Great project, I love super powerful flashlights :devil:

The wiring diagram is also very good.


Just one question, did you use the pulldown resistors at the gate of the mosfets?


----------



## mash.m (Mar 12, 2012)

i didn´t use external pulldown resistors. i used the attiny internal ones.
here is the corrected picture of the shematic. the led polarity was wrong and the strippe missed gnd:


----------



## Foliveira_PT (Mar 12, 2012)

But when the microcontroller is not running the software, the pulldown resistors still active?


----------



## mash.m (Mar 13, 2012)

hi, i don´t know how the settings are if the µc is off. but i will take a look into the whitepaper. maybe some 10kohm pulldown will be a good adon if i disasamble the ligh again.


----------



## Bimmerboy (Mar 15, 2012)

What an outstanding light! Another Markus masterpiece.
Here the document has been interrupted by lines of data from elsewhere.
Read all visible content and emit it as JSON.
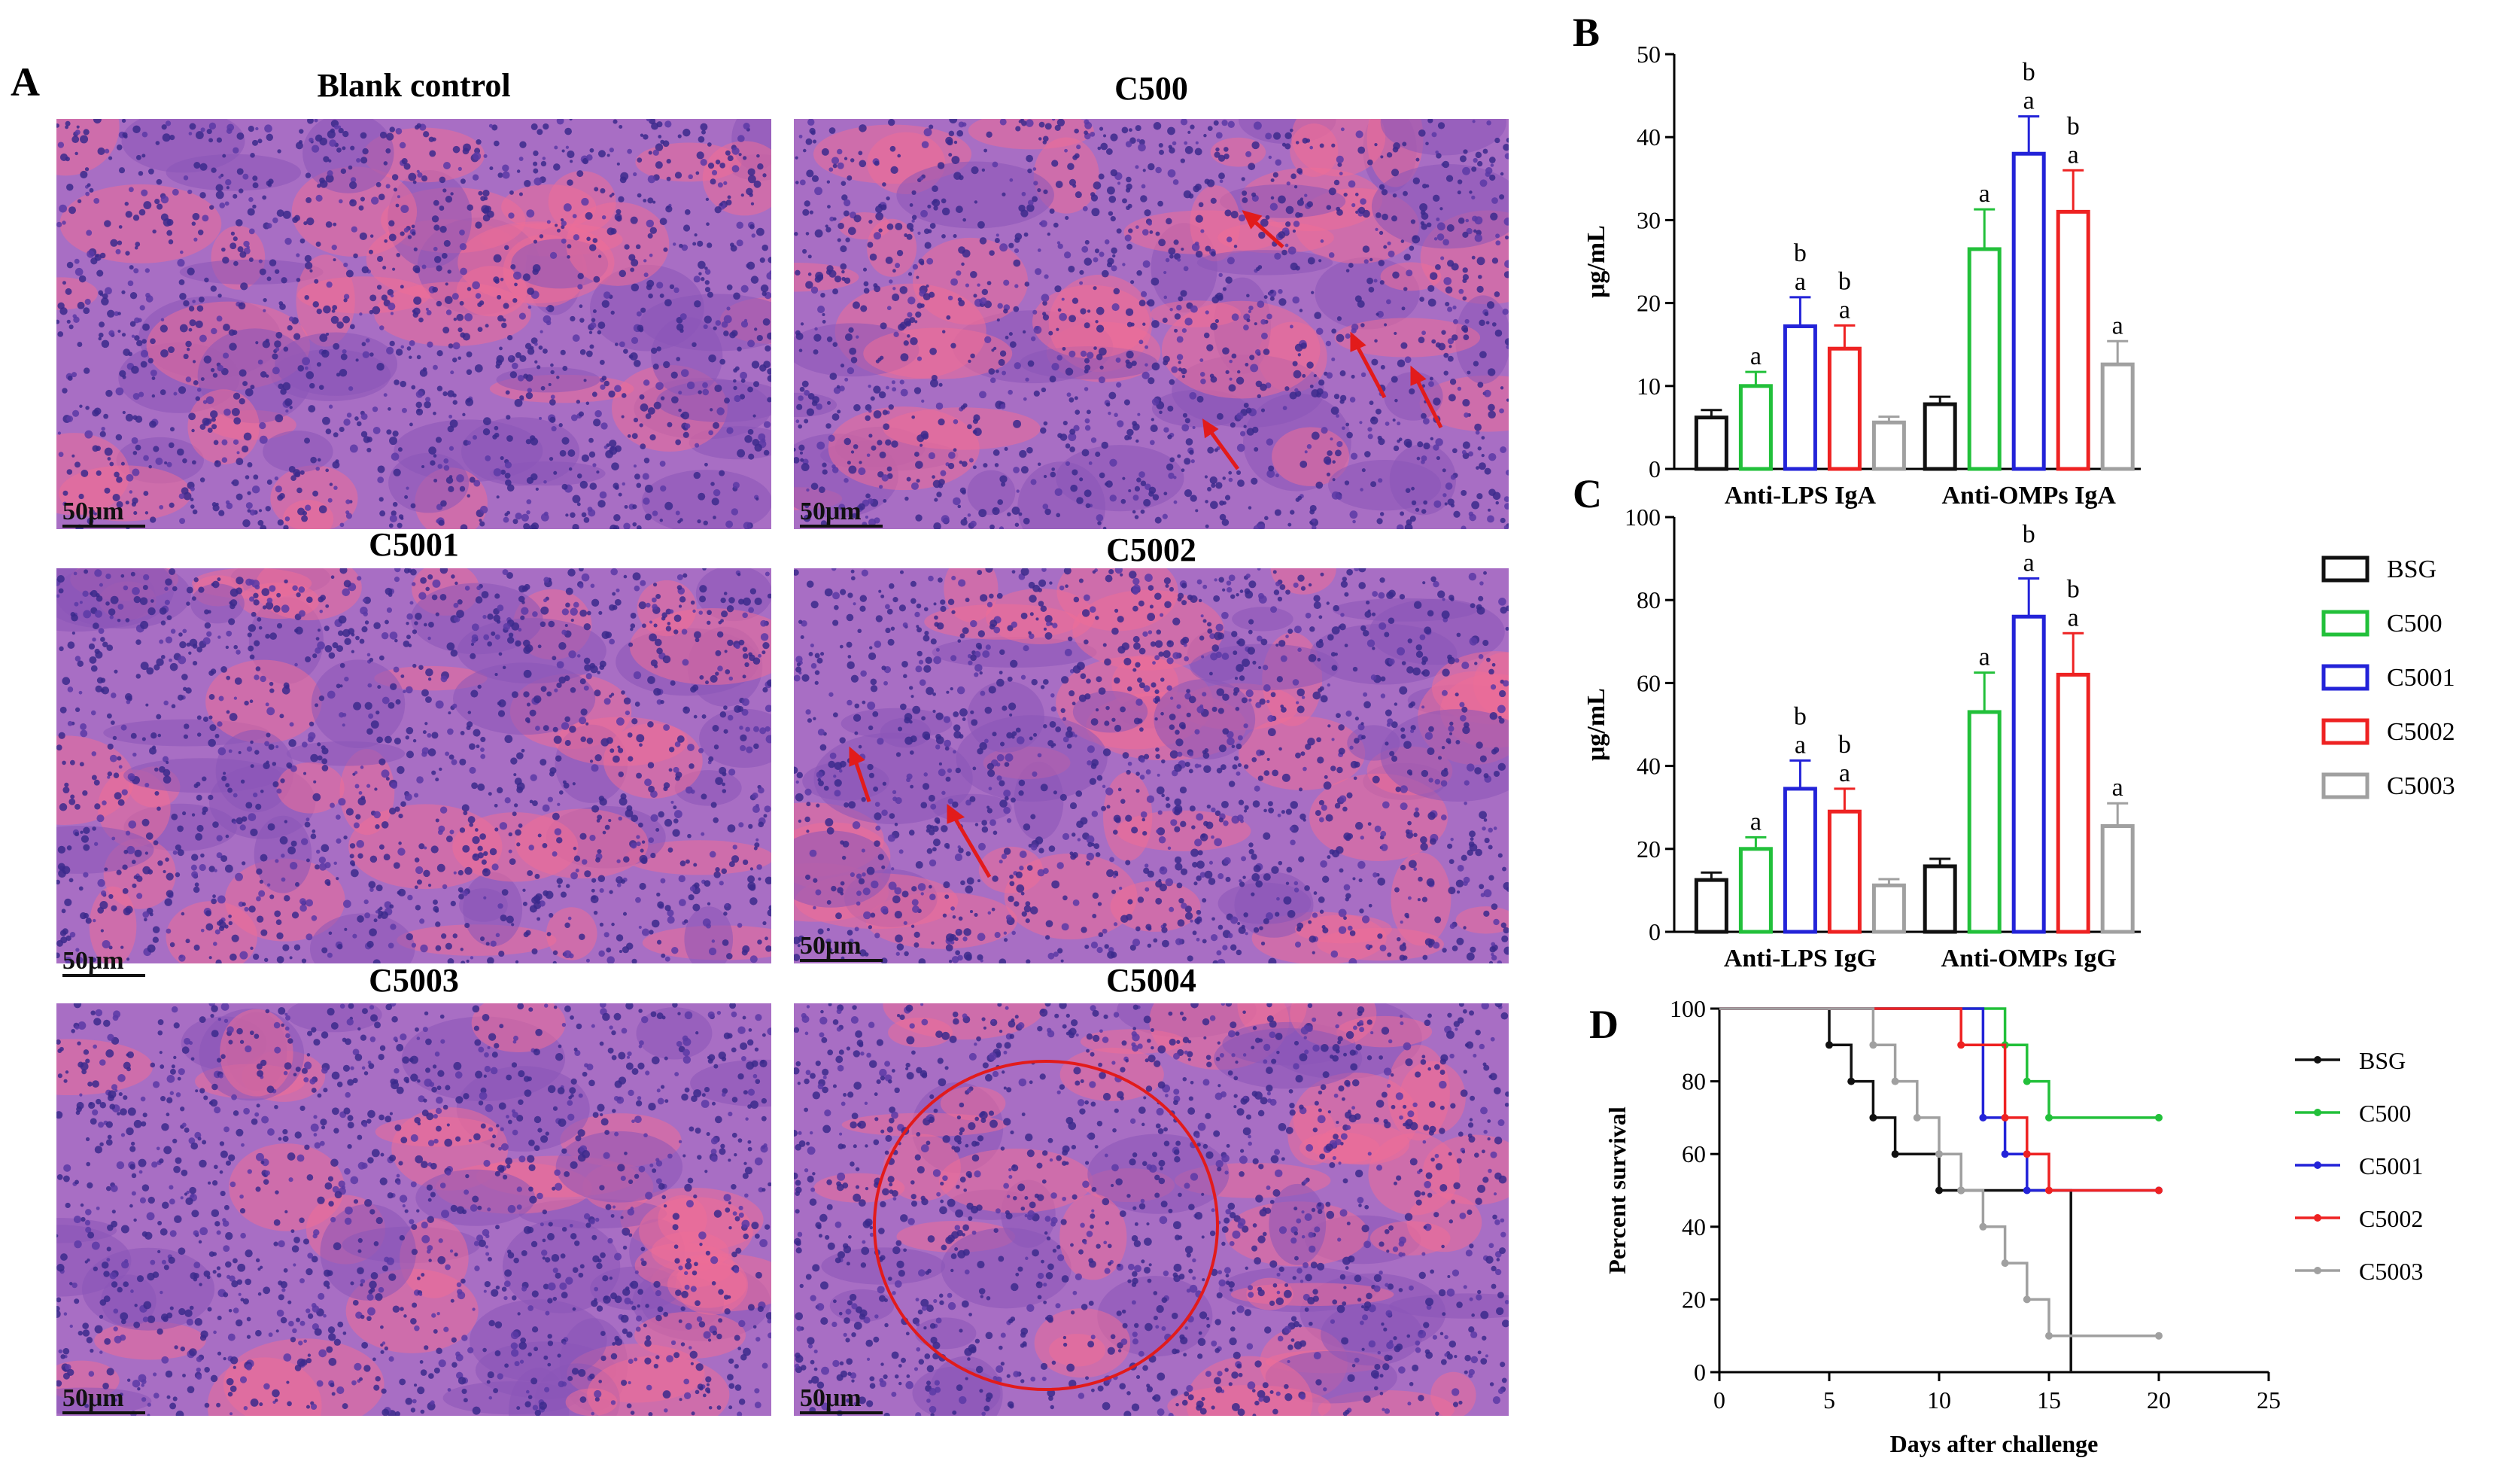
{
  "panels": {
    "a": {
      "letter": "A",
      "images": [
        {
          "title": "Blank control",
          "scale": "50μm"
        },
        {
          "title": "C500",
          "scale": "50μm"
        },
        {
          "title": "C5001",
          "scale": "50μm"
        },
        {
          "title": "C5002",
          "scale": "50μm"
        },
        {
          "title": "C5003",
          "scale": "50μm"
        },
        {
          "title": "C5004",
          "scale": "50μm"
        }
      ]
    },
    "b": {
      "letter": "B"
    },
    "c": {
      "letter": "C"
    },
    "d": {
      "letter": "D"
    }
  },
  "colors": {
    "BSG": "#111111",
    "C500": "#22c03a",
    "C5001": "#2323d8",
    "C5002": "#ee2222",
    "C5003": "#a0a0a0"
  },
  "chart_data": [
    {
      "id": "B",
      "type": "bar",
      "categories": [
        "Anti-LPS IgA",
        "Anti-OMPs IgA"
      ],
      "ylabel": "μg/mL",
      "ylim": [
        0,
        50
      ],
      "yticks": [
        0,
        10,
        20,
        30,
        40,
        50
      ],
      "series": [
        {
          "name": "BSG",
          "values": [
            6.2,
            7.8
          ],
          "errors": [
            0.9,
            0.9
          ],
          "labels": [
            [],
            []
          ]
        },
        {
          "name": "C500",
          "values": [
            10,
            26.5
          ],
          "errors": [
            1.7,
            4.8
          ],
          "labels": [
            [
              "a"
            ],
            [
              "a"
            ]
          ]
        },
        {
          "name": "C5001",
          "values": [
            17.2,
            38
          ],
          "errors": [
            3.5,
            4.5
          ],
          "labels": [
            [
              "a",
              "b"
            ],
            [
              "a",
              "b"
            ]
          ]
        },
        {
          "name": "C5002",
          "values": [
            14.5,
            31
          ],
          "errors": [
            2.8,
            5
          ],
          "labels": [
            [
              "a",
              "b"
            ],
            [
              "a",
              "b"
            ]
          ]
        },
        {
          "name": "C5003",
          "values": [
            5.6,
            12.6
          ],
          "errors": [
            0.7,
            2.8
          ],
          "labels": [
            [],
            [
              "a"
            ]
          ]
        }
      ]
    },
    {
      "id": "C",
      "type": "bar",
      "categories": [
        "Anti-LPS IgG",
        "Anti-OMPs IgG"
      ],
      "ylabel": "μg/mL",
      "ylim": [
        0,
        100
      ],
      "yticks": [
        0,
        20,
        40,
        60,
        80,
        100
      ],
      "series": [
        {
          "name": "BSG",
          "values": [
            12.5,
            15.8
          ],
          "errors": [
            1.8,
            1.8
          ],
          "labels": [
            [],
            []
          ]
        },
        {
          "name": "C500",
          "values": [
            20,
            53
          ],
          "errors": [
            2.8,
            9.5
          ],
          "labels": [
            [
              "a"
            ],
            [
              "a"
            ]
          ]
        },
        {
          "name": "C5001",
          "values": [
            34.5,
            76
          ],
          "errors": [
            6.8,
            9.2
          ],
          "labels": [
            [
              "a",
              "b"
            ],
            [
              "a",
              "b"
            ]
          ]
        },
        {
          "name": "C5002",
          "values": [
            29,
            62
          ],
          "errors": [
            5.5,
            10
          ],
          "labels": [
            [
              "a",
              "b"
            ],
            [
              "a",
              "b"
            ]
          ]
        },
        {
          "name": "C5003",
          "values": [
            11.2,
            25.5
          ],
          "errors": [
            1.5,
            5.5
          ],
          "labels": [
            [],
            [
              "a"
            ]
          ]
        }
      ],
      "legend": [
        "BSG",
        "C500",
        "C5001",
        "C5002",
        "C5003"
      ],
      "legend_position": "right"
    },
    {
      "id": "D",
      "type": "line",
      "xlabel": "Days after challenge",
      "ylabel": "Percent survival",
      "xlim": [
        0,
        25
      ],
      "ylim": [
        0,
        100
      ],
      "xticks": [
        0,
        5,
        10,
        15,
        20,
        25
      ],
      "yticks": [
        0,
        20,
        40,
        60,
        80,
        100
      ],
      "series": [
        {
          "name": "BSG",
          "x": [
            0,
            5,
            6,
            7,
            8,
            10,
            11,
            16
          ],
          "y": [
            100,
            90,
            80,
            70,
            60,
            50,
            50,
            0
          ]
        },
        {
          "name": "C500",
          "x": [
            0,
            13,
            14,
            15,
            20
          ],
          "y": [
            100,
            90,
            80,
            70,
            70
          ]
        },
        {
          "name": "C5001",
          "x": [
            0,
            12,
            13,
            14,
            20
          ],
          "y": [
            100,
            70,
            60,
            50,
            50
          ]
        },
        {
          "name": "C5002",
          "x": [
            0,
            11,
            13,
            14,
            15,
            20
          ],
          "y": [
            100,
            90,
            70,
            60,
            50,
            50
          ]
        },
        {
          "name": "C5003",
          "x": [
            0,
            7,
            8,
            9,
            10,
            11,
            12,
            13,
            14,
            15,
            20
          ],
          "y": [
            100,
            90,
            80,
            70,
            60,
            50,
            40,
            30,
            20,
            10,
            10
          ]
        }
      ],
      "legend": [
        "BSG",
        "C500",
        "C5001",
        "C5002",
        "C5003"
      ],
      "legend_position": "right"
    }
  ]
}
Love all the wires coming out of the switch, and the bundle underneath that awesome home made driver.


----------



## bshanahan14rulz (Mar 16, 2012)

So, do I send the bill for my drool-damaged keyboard to you or....?


----------



## mash.m (Jun 2, 2012)

uv beamshot. distance 25 feet:


----------



## bshanahan14rulz (Jun 4, 2012)

^ Someday I WILL get one of those Nichia 365nm!


----------



## Hestbech (Jan 24, 2015)

Holy crap!!! :twothumbs


----------